All laughs aside, Trevor’s foreign and national affairs analysis is always clarifying and astute. His stand-up, like the show I got to experience at the Arlington, is almost always about racism and its role in his life and the world around him. I will admit that I wish he gave us more controversy because of the trying times we are in, but Trevor knows his audience and he still delivered and stirred the pot. As soon as he walked onto the stage he made it his own. The feeling reminded me of when I saw his first episode on the “Daily Show”: I was excited and waiting for him to call out white people for their complacency and racism. It’s not often you see a person of color take on late night.

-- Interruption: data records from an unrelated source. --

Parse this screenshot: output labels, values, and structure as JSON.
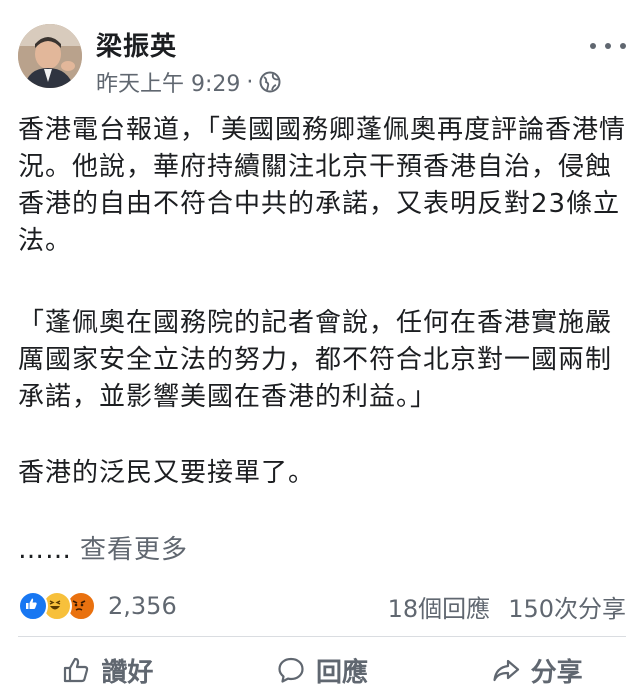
{
  "author": {
    "name": "梁振英",
    "timestamp": "昨天上午 9:29",
    "separator": "·"
  },
  "post": {
    "paragraph_1": "香港電台報道，「美國國務卿蓬佩奧再度評論香港情況。他說，華府持續關注北京干預香港自治，侵蝕香港的自由不符合中共的承諾，又表明反對23條立法。",
    "paragraph_2": "「蓬佩奧在國務院的記者會說，任何在香港實施嚴厲國家安全立法的努力，都不符合北京對一國兩制承諾，並影響美國在香港的利益。」",
    "paragraph_3": "香港的泛民又要接單了。",
    "ellipsis": "……",
    "see_more": "查看更多"
  },
  "engagement": {
    "reaction_icons": [
      "like-icon",
      "haha-icon",
      "angry-icon"
    ],
    "reaction_count": "2,356",
    "comments": "18個回應",
    "shares": "150次分享"
  },
  "actions": {
    "like": "讚好",
    "comment": "回應",
    "share": "分享"
  },
  "colors": {
    "like_blue": "#1877f2",
    "haha_yellow": "#f7c03b",
    "angry_orange": "#e9710f",
    "secondary_text": "#606770"
  }
}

Noah started the evening with a few anecdotes about his end-of-the-year vacation to Bali, the time he interviewed Barack Obama and his first experience with tacos.

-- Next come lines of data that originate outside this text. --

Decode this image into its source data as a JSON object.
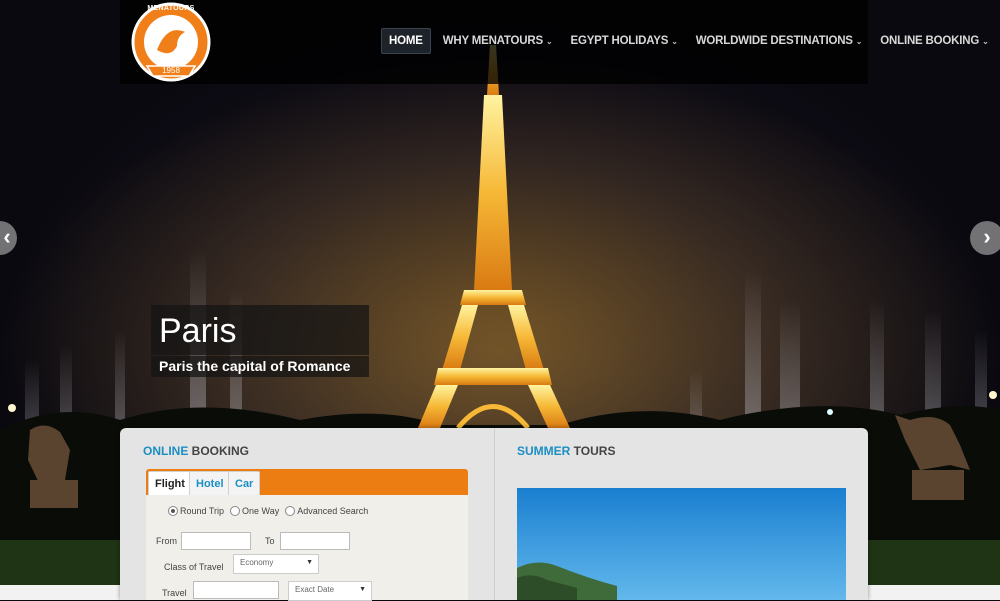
{
  "logo": {
    "top_text": "MENATOURS",
    "year": "1958",
    "color": "#f07f1a"
  },
  "nav": {
    "items": [
      {
        "label": "HOME",
        "active": true
      },
      {
        "label": "WHY MENATOURS",
        "dropdown": true
      },
      {
        "label": "EGYPT HOLIDAYS",
        "dropdown": true
      },
      {
        "label": "WORLDWIDE DESTINATIONS",
        "dropdown": true
      },
      {
        "label": "ONLINE BOOKING",
        "dropdown": true
      }
    ]
  },
  "slider": {
    "title": "Paris",
    "subtitle": "Paris the capital of Romance",
    "prev_icon": "chevron-left-icon",
    "next_icon": "chevron-right-icon"
  },
  "booking": {
    "title_highlight": "ONLINE",
    "title_rest": " BOOKING",
    "tabs": [
      "Flight",
      "Hotel",
      "Car"
    ],
    "trip_types": [
      {
        "label": "Round Trip",
        "selected": true
      },
      {
        "label": "One Way",
        "selected": false
      },
      {
        "label": "Advanced Search",
        "selected": false
      }
    ],
    "from_label": "From",
    "to_label": "To",
    "class_label": "Class of Travel",
    "class_value": "Economy",
    "travel_label": "Travel",
    "date_option": "Exact Date",
    "accent_color": "#ec7d13"
  },
  "tours": {
    "title_highlight": "SUMMER",
    "title_rest": " TOURS"
  }
}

He pointed out the different meanings vacation has for people of color compared to white people. “What white people consider enjoyable on vacation are things that people of color are trying to escape,” he said. “White people love camping… They’re always all like, ‘Let’s get away from it all, there’s no water and no electricity.’” To which Trevor says that for a person of color, they worked hard to get those things and now you want them to pay for the life they want to escape? The audience was laughing uncontrollably at Trevor’s take on white people and their sense of “adventure.”
Of course having to mention immigration, he proposed that if we cannot accept immigrants into the country, then we cannot have their food either. I broke out laughing, along with the rest of the crowd, because he then said colonialism was basically a quest for white people in search of spices after a white colonizer got fed up with a “white woman’s cooking.”

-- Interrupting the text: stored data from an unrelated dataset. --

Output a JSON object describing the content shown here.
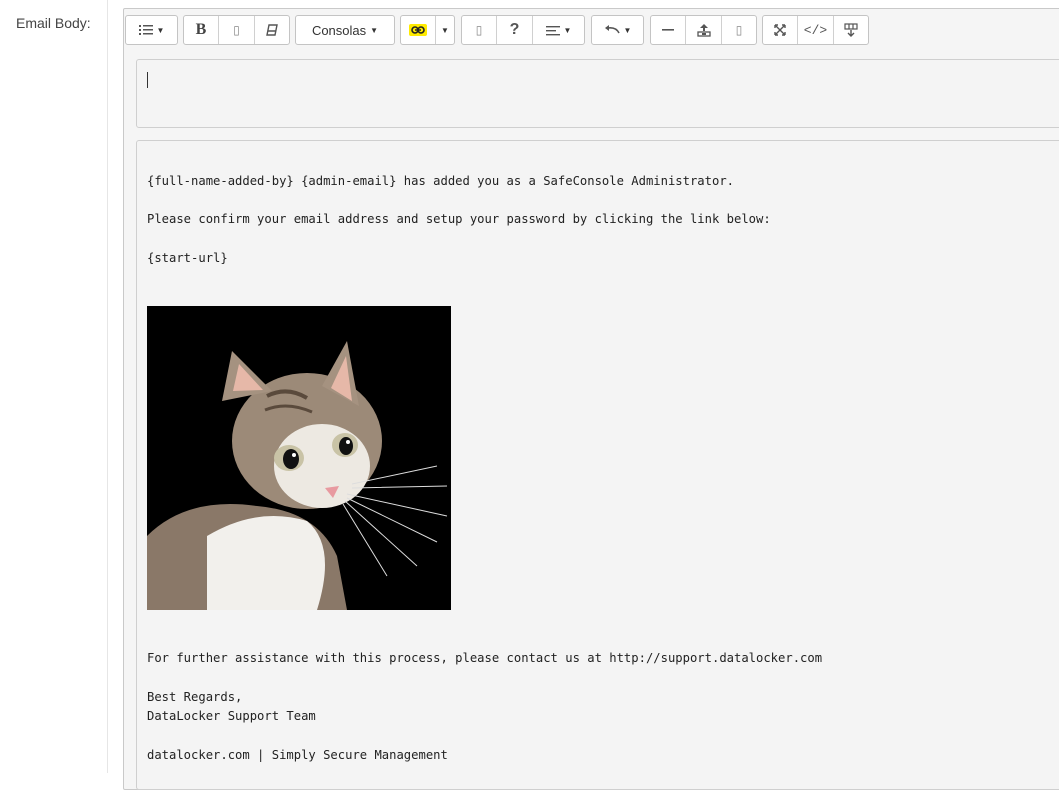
{
  "field": {
    "label": "Email Body:"
  },
  "toolbar": {
    "font_name": "Consolas",
    "bold_label": "B",
    "help_label": "?",
    "code_label": "</>",
    "icons": [
      "list-style-icon",
      "bold-icon",
      "italic-icon",
      "eraser-icon",
      "link-icon",
      "image-icon",
      "help-icon",
      "align-icon",
      "undo-icon",
      "horizontal-rule-icon",
      "upload-icon",
      "file-icon",
      "fullscreen-icon",
      "code-view-icon",
      "table-icon"
    ]
  },
  "email": {
    "line1": "{full-name-added-by} {admin-email} has added you as a SafeConsole Administrator.",
    "line2": "Please confirm your email address and setup your password by clicking the link below:",
    "line3": "{start-url}",
    "line4": "For further assistance with this process, please contact us at http://support.datalocker.com",
    "line5": "Best Regards,",
    "line6": "DataLocker Support Team",
    "line7": "datalocker.com | Simply Secure Management"
  },
  "colors": {
    "highlight": "#ffeb00",
    "editor_bg": "#f4f4f4",
    "border": "#c9c9c9"
  }
}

What made these stories hysterical was not just his toying with racism and politics, but his hilarious impressions and accents. We were lucky enough to hear his French and Mexican accents as well as his Obama and Trump impersonations.
“Part of me thinks he might quit,” said Noah, talking about Trump. In his best Trump impression he then said, “Unlike most presidents, I did it in half the time, folks.”
He had a lot to say about Trump, but the best comment I heard was that “Donald Trump just wants to be queen” of the United States. He probably would be better equipped to be a queen instead of the leader of the free world, but Trevor said something that night I feel was the main highlight. He said that we cannot romanticize villainy when it comes to the President. “Donald Trump may amplify problems, but he is not always the cause.
Noah said he often hears people say, “Donald Trump made America racist; this country wasn’t like this before,” but Trevor feels differently. He said, “I don’t think Donald Trump made America racist. If anything, I think racism in America is what made Donald Trump.”
After the show, I first talked to Kate Sullivan, a fourth-year electrical engineering major, and she told me she saw “a lot of old white people wearing Patagonia jackets.” I have to admit, she put that into words way better than I could have, but then she followed up with saying she thought he had a great take on racism and that “coming from a white person,” she enjoyed every minute of it.
Some other students I talked to said they felt they saw more students at this event than any other Arts & Lectures show. Armin Mahini, a fourth-year computer science major, said he thought Trevor was not unfair when it came to racism and was saying very reasonable things. Mahini felt like the audience had to hear some of those things and that “the truth just hurts sometimes.”